Soam de certo modo inconsistentes os discursos – inclusive os acadêmicos! – onde, à afirmação dos “direitos legítimos das partes interessadas”, sejam justapostas demonstrações de quanto o diálogo com esses atores contribuiu para os resultados financeiros da companhia... Ao assimilar a RSE a uma ferramenta estratégica, os adeptos da abordagem utilitária reafirmam a primazia da finalidade econômica da empresa – algo que vai em sentido contrário às teorias contratuais, as quais tentam relativizar essa finalidade única em benefício de uma concepção mais ampla e democrática do papel da empresa na sociedade.

Por outro lado, para os defensores da vertente normativa, um ato não pode ser motivado simultaneamente por considerações éticas, fruto de uma racionalidade substantiva, e por considerações econômicas, típicas de uma racionalidade instrumental. Sendo assim, afirmar que um ato ético (no caso, a RSE) é do interesse econômico da firma não faz sentido. Do ponto de vista filosófico, esta é uma afirmação contingente, e não necessária – irrelevante, portanto, para aquelas justificativas para a RSE que buscam respaldo teórico no campo de uma ética das convicções. Entretanto, resta saber também se faz algum sentido falar em imperativos morais no nível organizacional, estando a empresa inserida num sistema social capitalista onde as regras do jogo já estão dadas a priori.

Na verdade, como diz Jones (1996), o discurso sobre a RSE, sejam quais forem as justificativas teóricas sob as quais se apresente - visto que na prática todas acabam por reforçar-se mutuamente, apesar das divergências de fundo - comporta uma forte dimensão ideológica, a qual possui conseqüências materiais importantes para todos os atores envolvidos, na medida em contribui para legitimar e manter a hegemonia do mercado sobre diversas questões de natureza pública e política – ponto este que discutiremos em maior detalhe no Capítulo 5.

A idéia de um “capitalismo benigno” mistifica as verdadeiras forças que impulsionam a atividade empresarial, assim como as pressões - muito concretas e urgentes - por eficiência e lucratividade a que firmas e gestores estão submetidos (JONES, 1996).

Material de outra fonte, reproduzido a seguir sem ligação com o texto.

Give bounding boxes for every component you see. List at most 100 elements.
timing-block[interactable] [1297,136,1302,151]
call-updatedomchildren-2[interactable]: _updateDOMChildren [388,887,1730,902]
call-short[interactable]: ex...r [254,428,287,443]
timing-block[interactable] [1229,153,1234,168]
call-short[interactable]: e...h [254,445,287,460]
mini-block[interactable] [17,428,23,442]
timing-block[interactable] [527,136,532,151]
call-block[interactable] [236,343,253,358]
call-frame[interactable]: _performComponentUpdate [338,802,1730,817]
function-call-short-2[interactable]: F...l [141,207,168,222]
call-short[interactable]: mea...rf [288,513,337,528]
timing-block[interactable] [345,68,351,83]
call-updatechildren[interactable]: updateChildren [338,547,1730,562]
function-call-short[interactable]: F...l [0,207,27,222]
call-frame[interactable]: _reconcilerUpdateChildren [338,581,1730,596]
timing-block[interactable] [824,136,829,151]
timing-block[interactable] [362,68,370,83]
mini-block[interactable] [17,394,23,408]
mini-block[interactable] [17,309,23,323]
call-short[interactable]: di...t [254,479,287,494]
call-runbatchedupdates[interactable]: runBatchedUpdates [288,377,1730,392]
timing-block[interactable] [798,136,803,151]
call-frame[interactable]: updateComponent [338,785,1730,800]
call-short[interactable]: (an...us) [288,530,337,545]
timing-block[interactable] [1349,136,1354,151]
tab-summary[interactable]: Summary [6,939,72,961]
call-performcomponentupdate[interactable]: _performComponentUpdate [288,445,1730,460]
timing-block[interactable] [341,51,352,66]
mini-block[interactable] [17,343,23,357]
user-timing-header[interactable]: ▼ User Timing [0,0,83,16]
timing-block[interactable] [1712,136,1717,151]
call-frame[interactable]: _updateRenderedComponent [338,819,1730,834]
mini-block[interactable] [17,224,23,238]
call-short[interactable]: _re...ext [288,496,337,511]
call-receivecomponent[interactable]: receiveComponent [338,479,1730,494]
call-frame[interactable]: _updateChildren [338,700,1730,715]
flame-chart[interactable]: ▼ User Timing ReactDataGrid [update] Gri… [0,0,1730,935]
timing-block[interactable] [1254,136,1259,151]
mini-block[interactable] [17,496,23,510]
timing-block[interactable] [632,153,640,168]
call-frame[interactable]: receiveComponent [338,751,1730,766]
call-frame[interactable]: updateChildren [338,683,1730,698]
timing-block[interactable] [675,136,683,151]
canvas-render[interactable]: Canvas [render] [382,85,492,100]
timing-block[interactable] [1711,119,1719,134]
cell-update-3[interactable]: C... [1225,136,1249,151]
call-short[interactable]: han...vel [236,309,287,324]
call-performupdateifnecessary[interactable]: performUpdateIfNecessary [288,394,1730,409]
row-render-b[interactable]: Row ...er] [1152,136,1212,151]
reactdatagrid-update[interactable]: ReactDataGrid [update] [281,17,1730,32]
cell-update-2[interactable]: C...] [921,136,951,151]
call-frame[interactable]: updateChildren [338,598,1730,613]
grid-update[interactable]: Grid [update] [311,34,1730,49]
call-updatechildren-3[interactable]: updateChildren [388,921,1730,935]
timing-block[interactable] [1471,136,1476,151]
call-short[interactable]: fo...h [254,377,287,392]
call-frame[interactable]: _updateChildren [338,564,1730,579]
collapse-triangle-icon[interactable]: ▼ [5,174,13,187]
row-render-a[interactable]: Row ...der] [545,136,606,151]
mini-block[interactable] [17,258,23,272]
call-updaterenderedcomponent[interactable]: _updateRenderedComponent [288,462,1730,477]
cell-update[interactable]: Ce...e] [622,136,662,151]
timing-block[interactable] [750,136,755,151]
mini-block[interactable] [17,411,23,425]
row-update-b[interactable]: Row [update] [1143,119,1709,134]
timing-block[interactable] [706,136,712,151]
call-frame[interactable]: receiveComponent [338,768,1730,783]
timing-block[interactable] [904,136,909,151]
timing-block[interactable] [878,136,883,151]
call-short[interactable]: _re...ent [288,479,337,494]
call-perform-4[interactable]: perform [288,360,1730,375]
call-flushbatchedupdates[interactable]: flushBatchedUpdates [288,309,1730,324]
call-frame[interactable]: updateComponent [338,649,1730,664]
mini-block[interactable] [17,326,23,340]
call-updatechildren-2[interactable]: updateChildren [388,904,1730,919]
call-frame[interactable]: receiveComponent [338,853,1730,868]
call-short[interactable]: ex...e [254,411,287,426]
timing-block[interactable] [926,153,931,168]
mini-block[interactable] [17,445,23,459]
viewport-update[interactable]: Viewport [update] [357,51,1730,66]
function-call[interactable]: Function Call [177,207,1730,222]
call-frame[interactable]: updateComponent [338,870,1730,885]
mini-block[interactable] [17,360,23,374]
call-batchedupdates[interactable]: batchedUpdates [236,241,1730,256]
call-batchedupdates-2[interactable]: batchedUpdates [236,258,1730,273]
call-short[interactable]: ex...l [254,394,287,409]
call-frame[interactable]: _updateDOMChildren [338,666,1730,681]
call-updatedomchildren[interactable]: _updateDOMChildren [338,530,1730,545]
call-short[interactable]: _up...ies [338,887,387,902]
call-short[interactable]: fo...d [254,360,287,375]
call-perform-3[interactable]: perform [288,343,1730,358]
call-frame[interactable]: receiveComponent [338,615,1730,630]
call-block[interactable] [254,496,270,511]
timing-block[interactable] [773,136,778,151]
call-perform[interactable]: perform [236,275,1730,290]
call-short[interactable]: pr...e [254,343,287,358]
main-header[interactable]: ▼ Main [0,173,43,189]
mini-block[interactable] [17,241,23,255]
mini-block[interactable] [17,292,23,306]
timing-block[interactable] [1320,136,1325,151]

Mais que isso, contribui para reforçar as teses da ideologia neoliberal, as quais preconizam a iniciativa individual e privada como resposta à ineficiência burocrática do Estado e também como prevenção à politização de conflitos sociais (PAOLI, 2002). Em suma, o tão debatido conceito de RSE acaba servindo para que se evite qualquer questionamento efetivamente radical, e conseqüente, a respeito das relações entre empresas e sociedade, porque desloca o debate para o nível organizacional – quando o que este debate de fato pressupõe, e exige, é que se coloque em causa a própria ordem institucional, em todos os níveis: político, econômico, social e cultural.